Preferential generation of pathological tau species in specific subtypes of entorhinal neurons: implications for Alzheimer's Disease.

Alzheimers Disease (AD) is distinguished by the presence of two key pathological features: amyloid plaques, accumulations of proteolytic products of Amyloid Precursor Protein, and neurofibrillary tangles (NFTs), intracellular aggregations of microtubule-associated protein tau. NFTs first appear in particular entorhinal cortex (EC) neurons (called pre-alpha neurons) in asymptomatic patients, then continue to spread through other connected brain regions as the disease progresses. This stereotypical progression of tauopathy through synaptically connected brain regions (i.e. Braak stages) not only suggests that the tauopathy in AD spreads transsynaptically, it also raises the question whether particular neuronal subtypes and/or brain regions are especially prone to tauopathy. We explored this question by overexpressing wildtype human tau protein (hTau) in a variety of entorhinal and neocortical neuronal subtypes. We then compared the tendencies of different neuronal cell types to develop different pathological tau species over time and found that tau pathology does indeed develop at markedly different rates in different neuronal subtypes. Perhaps unsurprisingly, the EC is particularly prone, with the likely rat cognates of the pre-alpha neurons (ECLII fan cells) among the first to express pathological tau label. Fan cells were not, however, the neurons with the greatest vulnerability to generate pathological tau species: subsets of ECLIII neurons were found to express disproportional amounts of pathological tau.
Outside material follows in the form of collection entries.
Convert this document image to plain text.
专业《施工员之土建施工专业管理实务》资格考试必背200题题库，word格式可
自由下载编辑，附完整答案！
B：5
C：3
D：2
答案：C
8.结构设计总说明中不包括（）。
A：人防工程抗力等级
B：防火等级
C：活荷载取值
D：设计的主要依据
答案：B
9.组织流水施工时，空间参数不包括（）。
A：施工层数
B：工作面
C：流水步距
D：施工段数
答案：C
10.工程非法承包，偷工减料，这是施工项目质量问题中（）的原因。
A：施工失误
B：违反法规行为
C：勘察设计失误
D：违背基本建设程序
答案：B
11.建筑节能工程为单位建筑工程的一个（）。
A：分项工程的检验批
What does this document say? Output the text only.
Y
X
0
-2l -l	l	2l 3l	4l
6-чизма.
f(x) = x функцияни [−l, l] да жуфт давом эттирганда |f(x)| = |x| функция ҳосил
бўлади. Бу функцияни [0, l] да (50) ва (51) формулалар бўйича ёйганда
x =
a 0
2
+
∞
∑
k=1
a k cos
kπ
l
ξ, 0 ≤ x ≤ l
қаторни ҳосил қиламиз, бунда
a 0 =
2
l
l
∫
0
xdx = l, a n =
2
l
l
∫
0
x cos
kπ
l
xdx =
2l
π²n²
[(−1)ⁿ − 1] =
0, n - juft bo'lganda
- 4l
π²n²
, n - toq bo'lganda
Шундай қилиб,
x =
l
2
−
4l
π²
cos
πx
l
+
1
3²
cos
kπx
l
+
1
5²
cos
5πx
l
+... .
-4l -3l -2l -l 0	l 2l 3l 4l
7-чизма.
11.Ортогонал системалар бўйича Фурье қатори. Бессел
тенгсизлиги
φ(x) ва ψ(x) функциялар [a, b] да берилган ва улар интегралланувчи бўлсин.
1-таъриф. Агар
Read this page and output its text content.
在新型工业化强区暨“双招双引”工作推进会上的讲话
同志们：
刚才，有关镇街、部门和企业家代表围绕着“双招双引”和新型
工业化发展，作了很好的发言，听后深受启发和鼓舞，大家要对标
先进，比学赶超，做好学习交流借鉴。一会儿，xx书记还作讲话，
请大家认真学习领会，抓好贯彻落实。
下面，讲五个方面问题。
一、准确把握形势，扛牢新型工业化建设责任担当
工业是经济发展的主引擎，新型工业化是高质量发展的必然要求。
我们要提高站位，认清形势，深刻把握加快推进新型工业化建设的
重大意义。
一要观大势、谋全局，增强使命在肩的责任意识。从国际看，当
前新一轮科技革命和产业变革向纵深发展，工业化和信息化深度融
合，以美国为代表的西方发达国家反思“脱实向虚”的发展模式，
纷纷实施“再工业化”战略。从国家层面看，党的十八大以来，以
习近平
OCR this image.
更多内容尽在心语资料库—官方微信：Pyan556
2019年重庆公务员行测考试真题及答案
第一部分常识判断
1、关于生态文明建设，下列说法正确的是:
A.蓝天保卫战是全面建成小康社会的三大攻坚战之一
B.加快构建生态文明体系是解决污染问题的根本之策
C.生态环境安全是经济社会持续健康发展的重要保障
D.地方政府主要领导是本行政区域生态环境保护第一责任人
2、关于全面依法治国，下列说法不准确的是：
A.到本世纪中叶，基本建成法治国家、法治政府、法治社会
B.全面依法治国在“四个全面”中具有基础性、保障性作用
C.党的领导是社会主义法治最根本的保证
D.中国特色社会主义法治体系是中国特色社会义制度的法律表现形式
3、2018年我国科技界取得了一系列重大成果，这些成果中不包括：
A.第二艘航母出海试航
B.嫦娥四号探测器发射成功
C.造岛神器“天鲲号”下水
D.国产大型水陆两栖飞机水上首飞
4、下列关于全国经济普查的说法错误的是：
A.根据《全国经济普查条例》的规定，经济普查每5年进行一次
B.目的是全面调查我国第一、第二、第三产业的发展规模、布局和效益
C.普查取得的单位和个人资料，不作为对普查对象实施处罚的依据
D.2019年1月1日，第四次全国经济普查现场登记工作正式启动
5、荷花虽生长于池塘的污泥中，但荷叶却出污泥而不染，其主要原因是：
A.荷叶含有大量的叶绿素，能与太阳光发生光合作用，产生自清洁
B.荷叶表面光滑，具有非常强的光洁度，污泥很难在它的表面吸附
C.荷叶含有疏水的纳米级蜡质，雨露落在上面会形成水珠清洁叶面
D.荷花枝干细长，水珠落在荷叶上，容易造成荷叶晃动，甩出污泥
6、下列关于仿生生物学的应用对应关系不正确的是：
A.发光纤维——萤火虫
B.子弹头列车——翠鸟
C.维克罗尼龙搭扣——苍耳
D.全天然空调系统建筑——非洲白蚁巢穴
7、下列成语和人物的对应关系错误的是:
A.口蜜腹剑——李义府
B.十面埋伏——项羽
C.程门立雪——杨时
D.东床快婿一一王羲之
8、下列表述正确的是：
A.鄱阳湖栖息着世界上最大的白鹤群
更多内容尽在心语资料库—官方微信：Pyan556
This is of particular interest given that the next structures to develop AD-related tauopathy after the EC in patients are CA1 hippocampus and subiculum, where ECLIII neurons project, rather than the dentate gyrus and CA3, where ECLII fan cells project. These results demonstrate differential susceptibility of different neuronal subtypes to pathological tau species and suggest distinct roles for different entorhinal neuronal subtypes in the propagation of the tauopathy underlying AD-related neurodegeneration.